Brocade developing 32-Gigabit Fibre Channel

04.05.2011
Brocade Technologies, which announced 16G bps (bit-per-second) Fibre Channel products on Monday, is already working on a 32G bps version and expects to have it on the market within three years.

Other vendors are moving toward Ethernet as a common storage and LAN interconnect, with 40G bps and 100G bps generations recently standardized. But while Brocade offers a growing range of Ethernet products, it also plans to continue developing Fibre Channel, a specialized protocol for storage in which the company has a dominant market position.

Brocade's customers like and trust Fibre Channel, CTO Dave Stevens said at a press and analyst event on the Brocade campus on Tuesday, after he was asked why his company is pushing ahead with faster iterations.
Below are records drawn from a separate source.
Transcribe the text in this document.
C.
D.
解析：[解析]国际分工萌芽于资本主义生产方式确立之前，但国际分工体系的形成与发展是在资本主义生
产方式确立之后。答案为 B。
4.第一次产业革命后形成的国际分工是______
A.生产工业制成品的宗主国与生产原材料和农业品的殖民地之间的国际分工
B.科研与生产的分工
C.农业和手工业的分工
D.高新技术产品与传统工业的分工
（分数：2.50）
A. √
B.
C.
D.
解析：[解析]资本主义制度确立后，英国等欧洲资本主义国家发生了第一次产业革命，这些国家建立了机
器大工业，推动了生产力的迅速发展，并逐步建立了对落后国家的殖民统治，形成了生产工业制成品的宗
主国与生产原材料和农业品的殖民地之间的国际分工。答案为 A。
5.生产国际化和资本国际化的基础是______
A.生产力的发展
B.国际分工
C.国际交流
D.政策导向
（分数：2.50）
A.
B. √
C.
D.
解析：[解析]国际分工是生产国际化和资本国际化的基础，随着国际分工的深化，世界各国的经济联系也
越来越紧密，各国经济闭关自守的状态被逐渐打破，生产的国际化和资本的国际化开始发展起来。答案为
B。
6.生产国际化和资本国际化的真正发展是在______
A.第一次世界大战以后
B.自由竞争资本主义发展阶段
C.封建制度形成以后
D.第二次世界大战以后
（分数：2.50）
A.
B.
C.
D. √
Customers tell Brocade that Fibre Channel is tested, cost-efficient and resilient, Stevens said. Earlier in the day, Brocade executives had said that demand for FCOE (Fibre Channel Over Ethernet), which is designed for unified networks across storage and computing, is still very thin. Brocade also offers FCOE. Executives said Brocade believes it is important to give customers choices.

In addition to 16G bps Fibre Channel products, which will be backward compatible to the earlier 8G bps, 4G bps and 2G bps versions of the technology, Brocade announced a variety of products for enterprise and service-provider networks on Tuesday. The company is focused on extending the predictable and solid characteristics of data center networks across entire networks, all the way out to client devices and remote locations.

Brocade also unveiled an architecture called CloudPlex, which will guide the company in developing infrastructure for private, public and hybrid clouds. Ultimately, this architecture will provide a way for enterprises to easily and quickly shift virtual machines between public and private clouds over long distances, Stevens said. The architecture for doing this, called Starlifter, will hit the market in 2012, CEO Mike Klayko said in an interview after the event.